I ain’t “lion”

In recent news, I came across an interesting story of the people in Milwaukee in a craze over the sighting of what seems to be an “escaped lion.” Now, for those of us in the PNW, we can clearly see that yes, it is a cougar, mountain lion, puma, what have you…and yes, it is in fact dangerous to have these lurking around our neighborhoods. But these poor saps are convinced it’s an actual lion, Safari style, that is wandering around….WHAT?! Okay, first things first, it’s time for our personal “what-to-do” lists for events such as these. You know, if zombies ever took over, a giant flood…but especially escaped convict lions:

1. Calling all selfie-sticks. Keep one of these bad boys handy, and in the event of an escaped lion convict…grab by shoulder, take epic selfie.

2. Invite him/her in for an MGM flick, the infamous lion in the beginning credits? They are probably cousins.

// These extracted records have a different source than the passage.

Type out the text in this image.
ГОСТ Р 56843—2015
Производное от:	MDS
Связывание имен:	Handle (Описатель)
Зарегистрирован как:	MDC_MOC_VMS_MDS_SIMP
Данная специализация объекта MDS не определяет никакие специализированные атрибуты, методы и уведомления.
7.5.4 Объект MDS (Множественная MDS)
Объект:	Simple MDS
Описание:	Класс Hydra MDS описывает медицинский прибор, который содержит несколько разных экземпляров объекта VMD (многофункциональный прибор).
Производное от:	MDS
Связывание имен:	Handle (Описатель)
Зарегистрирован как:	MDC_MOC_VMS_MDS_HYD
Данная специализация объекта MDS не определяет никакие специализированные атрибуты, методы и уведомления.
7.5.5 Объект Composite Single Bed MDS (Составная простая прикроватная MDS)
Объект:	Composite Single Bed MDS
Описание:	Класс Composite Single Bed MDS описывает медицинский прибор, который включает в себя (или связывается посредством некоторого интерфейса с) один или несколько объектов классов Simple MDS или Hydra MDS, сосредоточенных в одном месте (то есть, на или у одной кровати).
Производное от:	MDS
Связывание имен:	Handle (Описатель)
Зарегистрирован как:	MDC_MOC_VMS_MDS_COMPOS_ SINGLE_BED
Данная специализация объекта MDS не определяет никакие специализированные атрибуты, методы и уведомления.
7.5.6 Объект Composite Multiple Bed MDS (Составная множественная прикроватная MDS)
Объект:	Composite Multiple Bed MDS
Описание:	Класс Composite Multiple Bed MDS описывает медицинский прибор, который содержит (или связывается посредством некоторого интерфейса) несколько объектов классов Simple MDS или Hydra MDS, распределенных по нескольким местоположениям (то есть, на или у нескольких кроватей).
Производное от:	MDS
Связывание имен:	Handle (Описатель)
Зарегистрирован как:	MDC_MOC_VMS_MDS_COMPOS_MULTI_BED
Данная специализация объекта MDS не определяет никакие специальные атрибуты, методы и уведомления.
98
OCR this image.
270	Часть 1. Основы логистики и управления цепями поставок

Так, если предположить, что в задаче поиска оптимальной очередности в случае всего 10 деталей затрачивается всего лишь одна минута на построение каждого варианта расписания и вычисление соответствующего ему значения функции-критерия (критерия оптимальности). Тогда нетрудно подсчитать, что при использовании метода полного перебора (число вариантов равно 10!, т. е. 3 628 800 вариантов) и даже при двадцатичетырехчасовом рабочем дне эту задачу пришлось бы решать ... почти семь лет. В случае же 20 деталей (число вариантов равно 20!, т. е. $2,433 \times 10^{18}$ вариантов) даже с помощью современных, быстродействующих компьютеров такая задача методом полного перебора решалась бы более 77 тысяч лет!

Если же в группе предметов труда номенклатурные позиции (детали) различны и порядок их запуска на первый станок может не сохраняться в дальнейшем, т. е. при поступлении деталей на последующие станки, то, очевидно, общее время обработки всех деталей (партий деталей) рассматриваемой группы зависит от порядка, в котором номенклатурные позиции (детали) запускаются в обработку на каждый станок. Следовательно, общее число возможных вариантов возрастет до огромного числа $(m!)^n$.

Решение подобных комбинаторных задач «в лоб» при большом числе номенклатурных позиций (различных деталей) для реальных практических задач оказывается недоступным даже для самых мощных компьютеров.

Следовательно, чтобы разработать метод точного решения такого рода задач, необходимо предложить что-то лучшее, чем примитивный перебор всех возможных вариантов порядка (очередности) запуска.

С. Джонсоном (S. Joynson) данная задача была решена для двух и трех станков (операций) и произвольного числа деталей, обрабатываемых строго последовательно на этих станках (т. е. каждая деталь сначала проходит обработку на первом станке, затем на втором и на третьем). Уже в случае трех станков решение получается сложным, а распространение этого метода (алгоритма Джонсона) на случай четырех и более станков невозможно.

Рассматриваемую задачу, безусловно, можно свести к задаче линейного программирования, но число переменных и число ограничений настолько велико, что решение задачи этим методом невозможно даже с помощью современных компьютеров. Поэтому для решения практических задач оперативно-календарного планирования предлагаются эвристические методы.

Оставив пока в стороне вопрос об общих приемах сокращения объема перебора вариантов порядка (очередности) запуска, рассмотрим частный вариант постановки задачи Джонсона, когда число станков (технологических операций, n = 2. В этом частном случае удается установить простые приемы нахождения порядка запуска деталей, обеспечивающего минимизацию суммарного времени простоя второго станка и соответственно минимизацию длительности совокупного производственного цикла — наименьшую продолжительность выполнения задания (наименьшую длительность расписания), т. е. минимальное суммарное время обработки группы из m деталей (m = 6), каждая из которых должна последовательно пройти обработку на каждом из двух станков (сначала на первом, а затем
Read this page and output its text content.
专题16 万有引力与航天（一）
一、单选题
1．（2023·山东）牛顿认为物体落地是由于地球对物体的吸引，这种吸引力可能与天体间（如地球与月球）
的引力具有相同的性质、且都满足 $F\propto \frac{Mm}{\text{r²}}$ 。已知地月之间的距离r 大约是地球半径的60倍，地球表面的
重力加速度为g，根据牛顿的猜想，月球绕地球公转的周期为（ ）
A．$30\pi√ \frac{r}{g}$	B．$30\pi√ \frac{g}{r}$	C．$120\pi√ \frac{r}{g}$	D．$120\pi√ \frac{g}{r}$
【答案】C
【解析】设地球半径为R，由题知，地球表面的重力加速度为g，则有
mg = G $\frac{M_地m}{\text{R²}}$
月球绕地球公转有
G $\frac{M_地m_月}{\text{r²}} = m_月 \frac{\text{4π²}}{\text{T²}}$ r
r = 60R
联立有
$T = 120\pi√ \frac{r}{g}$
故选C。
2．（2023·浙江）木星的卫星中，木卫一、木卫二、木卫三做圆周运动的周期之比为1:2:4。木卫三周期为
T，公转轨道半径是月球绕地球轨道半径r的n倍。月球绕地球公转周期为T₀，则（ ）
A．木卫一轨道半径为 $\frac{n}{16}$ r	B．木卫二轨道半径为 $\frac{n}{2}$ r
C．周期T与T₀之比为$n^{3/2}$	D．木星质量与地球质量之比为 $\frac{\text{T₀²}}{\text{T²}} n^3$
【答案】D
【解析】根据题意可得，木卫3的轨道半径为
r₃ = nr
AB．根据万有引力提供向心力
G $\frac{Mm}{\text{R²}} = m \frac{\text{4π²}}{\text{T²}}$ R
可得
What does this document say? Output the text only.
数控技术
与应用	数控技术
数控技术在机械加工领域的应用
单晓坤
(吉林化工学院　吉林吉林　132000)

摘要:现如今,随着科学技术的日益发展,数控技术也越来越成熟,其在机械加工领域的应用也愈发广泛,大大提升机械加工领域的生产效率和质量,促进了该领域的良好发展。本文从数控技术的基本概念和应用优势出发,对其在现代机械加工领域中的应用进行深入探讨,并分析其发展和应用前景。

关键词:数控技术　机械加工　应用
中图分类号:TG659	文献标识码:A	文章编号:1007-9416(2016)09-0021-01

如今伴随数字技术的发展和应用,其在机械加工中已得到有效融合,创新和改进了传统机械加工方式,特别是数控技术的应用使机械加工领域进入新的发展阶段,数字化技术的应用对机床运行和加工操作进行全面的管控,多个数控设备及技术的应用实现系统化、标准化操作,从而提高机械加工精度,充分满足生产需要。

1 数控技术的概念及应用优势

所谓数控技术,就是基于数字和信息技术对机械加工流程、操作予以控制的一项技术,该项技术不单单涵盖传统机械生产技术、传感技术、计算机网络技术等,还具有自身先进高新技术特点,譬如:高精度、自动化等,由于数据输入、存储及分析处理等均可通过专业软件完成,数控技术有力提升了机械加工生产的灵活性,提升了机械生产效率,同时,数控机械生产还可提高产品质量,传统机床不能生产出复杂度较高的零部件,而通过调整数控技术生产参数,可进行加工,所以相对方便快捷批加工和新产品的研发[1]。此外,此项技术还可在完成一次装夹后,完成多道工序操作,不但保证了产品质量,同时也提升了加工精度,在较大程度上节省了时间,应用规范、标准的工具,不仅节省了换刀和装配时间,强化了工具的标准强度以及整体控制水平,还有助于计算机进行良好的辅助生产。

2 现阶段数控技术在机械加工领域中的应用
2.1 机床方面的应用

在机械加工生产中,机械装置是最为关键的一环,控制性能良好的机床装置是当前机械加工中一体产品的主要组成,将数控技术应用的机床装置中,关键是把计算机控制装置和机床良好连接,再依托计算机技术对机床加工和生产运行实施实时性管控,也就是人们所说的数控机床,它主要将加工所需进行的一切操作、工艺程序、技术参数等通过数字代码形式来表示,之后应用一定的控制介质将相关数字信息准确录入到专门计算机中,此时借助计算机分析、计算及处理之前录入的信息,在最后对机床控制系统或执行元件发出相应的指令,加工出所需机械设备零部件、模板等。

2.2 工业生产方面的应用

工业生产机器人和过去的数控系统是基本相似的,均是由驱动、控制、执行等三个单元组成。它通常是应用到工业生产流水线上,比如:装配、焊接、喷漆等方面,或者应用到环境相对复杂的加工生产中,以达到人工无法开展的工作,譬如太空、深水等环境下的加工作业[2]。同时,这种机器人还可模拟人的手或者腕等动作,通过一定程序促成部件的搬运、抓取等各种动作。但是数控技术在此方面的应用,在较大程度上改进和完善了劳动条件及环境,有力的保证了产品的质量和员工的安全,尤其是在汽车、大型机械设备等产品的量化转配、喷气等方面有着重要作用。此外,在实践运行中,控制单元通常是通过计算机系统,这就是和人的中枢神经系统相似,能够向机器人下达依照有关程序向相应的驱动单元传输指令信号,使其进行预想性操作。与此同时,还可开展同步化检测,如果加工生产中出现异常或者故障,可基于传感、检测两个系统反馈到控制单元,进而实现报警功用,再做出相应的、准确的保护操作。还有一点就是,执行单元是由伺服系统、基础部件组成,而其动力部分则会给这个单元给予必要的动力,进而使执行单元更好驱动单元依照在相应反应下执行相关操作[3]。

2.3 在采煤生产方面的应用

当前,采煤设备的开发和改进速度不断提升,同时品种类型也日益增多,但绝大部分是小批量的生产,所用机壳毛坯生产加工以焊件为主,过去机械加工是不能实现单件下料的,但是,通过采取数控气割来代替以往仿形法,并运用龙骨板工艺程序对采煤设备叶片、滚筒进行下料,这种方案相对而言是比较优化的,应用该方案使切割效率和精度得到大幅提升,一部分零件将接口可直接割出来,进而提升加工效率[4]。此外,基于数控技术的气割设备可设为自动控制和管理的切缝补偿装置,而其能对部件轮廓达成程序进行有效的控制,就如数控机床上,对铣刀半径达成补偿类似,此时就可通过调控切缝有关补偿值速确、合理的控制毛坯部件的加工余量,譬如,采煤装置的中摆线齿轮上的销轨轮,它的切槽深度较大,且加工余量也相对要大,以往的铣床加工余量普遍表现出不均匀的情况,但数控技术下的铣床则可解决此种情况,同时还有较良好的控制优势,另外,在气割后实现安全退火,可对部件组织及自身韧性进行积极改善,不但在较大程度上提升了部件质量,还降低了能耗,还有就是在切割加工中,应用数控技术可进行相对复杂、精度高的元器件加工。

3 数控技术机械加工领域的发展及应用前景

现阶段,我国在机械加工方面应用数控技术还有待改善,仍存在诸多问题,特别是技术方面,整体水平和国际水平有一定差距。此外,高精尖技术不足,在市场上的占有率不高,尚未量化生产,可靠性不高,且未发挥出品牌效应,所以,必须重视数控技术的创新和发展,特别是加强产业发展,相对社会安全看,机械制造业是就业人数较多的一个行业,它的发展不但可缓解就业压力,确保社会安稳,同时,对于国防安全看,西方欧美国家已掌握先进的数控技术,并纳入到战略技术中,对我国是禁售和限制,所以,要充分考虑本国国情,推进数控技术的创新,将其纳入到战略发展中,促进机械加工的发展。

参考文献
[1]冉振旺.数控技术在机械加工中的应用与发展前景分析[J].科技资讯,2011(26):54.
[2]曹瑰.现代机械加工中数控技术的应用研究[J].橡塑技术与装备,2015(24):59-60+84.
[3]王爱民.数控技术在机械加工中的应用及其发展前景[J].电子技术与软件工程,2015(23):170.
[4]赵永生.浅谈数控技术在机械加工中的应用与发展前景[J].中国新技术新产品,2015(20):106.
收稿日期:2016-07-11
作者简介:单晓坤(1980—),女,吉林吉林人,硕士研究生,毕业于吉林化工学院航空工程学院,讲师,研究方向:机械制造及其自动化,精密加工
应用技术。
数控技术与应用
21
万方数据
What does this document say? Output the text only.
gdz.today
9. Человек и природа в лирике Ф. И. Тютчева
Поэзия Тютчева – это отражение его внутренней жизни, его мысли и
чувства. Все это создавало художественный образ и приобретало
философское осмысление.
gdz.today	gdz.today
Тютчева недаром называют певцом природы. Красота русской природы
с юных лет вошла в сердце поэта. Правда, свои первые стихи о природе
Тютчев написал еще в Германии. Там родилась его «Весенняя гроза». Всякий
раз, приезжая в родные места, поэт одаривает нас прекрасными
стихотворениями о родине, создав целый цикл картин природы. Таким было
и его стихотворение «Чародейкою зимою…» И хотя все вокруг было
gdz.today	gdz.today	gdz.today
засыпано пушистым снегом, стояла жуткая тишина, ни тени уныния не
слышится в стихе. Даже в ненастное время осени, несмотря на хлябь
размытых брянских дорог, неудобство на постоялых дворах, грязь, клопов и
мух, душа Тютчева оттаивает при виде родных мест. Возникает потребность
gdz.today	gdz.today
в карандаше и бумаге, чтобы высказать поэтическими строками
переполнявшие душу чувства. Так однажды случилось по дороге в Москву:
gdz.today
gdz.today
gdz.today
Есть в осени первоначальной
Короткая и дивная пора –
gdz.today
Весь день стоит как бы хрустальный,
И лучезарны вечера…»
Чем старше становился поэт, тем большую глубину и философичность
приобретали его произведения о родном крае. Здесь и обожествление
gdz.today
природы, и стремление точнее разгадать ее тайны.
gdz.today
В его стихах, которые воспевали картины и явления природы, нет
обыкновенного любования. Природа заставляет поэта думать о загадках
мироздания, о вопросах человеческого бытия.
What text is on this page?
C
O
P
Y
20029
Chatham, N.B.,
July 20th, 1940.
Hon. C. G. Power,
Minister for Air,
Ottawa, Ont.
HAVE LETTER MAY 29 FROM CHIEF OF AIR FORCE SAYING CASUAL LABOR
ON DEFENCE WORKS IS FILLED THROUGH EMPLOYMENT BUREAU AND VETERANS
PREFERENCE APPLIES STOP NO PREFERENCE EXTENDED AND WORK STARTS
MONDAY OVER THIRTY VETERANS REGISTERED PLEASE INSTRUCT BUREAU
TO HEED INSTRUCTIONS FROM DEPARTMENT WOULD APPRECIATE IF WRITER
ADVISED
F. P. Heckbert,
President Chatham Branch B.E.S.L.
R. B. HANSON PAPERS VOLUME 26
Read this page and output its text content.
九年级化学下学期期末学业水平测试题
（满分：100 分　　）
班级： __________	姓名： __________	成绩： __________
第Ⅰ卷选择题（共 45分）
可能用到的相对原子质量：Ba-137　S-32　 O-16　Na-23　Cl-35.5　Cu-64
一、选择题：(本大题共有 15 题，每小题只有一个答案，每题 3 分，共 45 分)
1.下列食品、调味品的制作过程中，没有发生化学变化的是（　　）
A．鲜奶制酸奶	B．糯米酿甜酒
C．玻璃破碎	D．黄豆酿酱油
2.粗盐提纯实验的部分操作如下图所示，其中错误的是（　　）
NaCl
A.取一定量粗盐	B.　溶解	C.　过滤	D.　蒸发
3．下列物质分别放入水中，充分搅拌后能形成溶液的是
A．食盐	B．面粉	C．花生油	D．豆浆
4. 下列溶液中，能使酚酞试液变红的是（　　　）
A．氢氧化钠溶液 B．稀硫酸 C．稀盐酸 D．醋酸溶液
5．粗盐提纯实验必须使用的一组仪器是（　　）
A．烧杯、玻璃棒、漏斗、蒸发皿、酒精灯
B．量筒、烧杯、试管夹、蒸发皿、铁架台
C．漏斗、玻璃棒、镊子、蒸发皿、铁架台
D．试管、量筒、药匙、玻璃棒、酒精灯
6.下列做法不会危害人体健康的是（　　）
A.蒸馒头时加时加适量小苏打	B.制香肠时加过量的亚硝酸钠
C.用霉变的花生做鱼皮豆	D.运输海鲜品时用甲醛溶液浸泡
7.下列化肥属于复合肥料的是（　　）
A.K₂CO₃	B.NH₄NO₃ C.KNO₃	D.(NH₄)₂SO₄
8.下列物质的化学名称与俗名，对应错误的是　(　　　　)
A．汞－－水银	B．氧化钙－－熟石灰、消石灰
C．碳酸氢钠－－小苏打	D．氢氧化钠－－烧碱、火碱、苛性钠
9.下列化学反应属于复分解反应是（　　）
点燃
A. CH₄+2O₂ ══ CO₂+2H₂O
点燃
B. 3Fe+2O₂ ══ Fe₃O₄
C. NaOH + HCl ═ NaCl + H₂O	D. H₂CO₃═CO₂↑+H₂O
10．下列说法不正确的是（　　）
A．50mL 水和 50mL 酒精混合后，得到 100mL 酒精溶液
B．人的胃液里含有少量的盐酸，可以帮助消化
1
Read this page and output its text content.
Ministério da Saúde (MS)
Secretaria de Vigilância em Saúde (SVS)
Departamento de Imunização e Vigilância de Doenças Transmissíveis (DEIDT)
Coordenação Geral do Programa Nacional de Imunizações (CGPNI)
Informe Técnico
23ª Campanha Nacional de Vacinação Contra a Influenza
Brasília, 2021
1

3. Go out for a girls day, that mane can get awful hot and bothersome.

4. Stop by your local gift shop, he/she might need to send postcards of their adventure back to cell-mates. 

5. When in doubt, grab ahold and ride em’ cowboy. Not every escaped convict lion will be friendly, so don’t miss out on this fantastic photo-op.

Happy hunting, share your epic selfies here!